I had just had lunch with my grandparents when I heard them calling me at the door. I went to see who it was and I ran into Alice. “You promised you were going to see me and it wasn’t until now,” he said with a smile. “So, I came to see if I was still here or if I had already returned to BH”. I invited her in and she went with me to see my grandparents. He stayed there talking for a while while I changed clothes. Then we left.
I went with Alice to her parents’ house and stayed there, talking and having coffee with cake and bread for a good part of the afternoon.

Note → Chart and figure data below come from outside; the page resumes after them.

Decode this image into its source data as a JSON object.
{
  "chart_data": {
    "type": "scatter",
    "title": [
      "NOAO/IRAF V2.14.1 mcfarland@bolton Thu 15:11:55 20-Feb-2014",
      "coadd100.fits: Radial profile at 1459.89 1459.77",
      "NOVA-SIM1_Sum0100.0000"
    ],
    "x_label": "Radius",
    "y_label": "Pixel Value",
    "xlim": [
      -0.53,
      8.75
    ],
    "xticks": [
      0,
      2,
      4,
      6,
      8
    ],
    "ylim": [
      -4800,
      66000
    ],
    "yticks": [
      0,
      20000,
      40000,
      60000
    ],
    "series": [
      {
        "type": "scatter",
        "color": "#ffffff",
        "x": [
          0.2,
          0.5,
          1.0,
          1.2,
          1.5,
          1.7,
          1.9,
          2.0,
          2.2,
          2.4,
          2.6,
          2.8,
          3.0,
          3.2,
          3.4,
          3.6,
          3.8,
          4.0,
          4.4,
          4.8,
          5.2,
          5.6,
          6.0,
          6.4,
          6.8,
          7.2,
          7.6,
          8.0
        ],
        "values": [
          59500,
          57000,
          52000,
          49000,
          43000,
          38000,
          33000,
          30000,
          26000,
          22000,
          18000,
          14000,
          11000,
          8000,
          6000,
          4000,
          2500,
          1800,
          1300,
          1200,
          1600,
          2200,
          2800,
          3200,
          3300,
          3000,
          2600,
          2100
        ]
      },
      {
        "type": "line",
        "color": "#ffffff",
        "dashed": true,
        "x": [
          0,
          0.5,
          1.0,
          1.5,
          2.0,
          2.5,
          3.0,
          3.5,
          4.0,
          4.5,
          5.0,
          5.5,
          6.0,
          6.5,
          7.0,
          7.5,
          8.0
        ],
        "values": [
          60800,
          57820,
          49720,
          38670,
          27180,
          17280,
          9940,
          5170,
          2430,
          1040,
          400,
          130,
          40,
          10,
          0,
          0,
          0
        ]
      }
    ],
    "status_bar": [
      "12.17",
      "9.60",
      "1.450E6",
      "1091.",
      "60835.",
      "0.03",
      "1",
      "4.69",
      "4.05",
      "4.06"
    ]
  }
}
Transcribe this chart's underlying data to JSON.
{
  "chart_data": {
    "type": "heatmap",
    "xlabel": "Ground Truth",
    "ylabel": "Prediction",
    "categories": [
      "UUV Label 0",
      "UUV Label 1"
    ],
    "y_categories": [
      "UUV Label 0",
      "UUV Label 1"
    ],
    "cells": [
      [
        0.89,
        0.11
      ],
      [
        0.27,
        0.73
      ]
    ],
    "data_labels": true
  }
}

Being in Alice’s company made me have very good memories. But we never touched on the subject, as if we had agreed that it would be so. The past was past. And it should remain in the past. Or not?
When it started to get dark we left his house and went to the square. Alice told me that she wouldn’t let me leave her while she was in the square, that we had a lot to talk about. Thus, we were circling around the garden, as we used to do when we lived there, some time ago. From time to time we would sit on a bench, when we found an emptiness. We talked about almost everything. Except about what had happened to us. Later, she met some friends, I went to Bar do Paulo, she went back to her parents’ house and we didn’t see each other that Sunday night.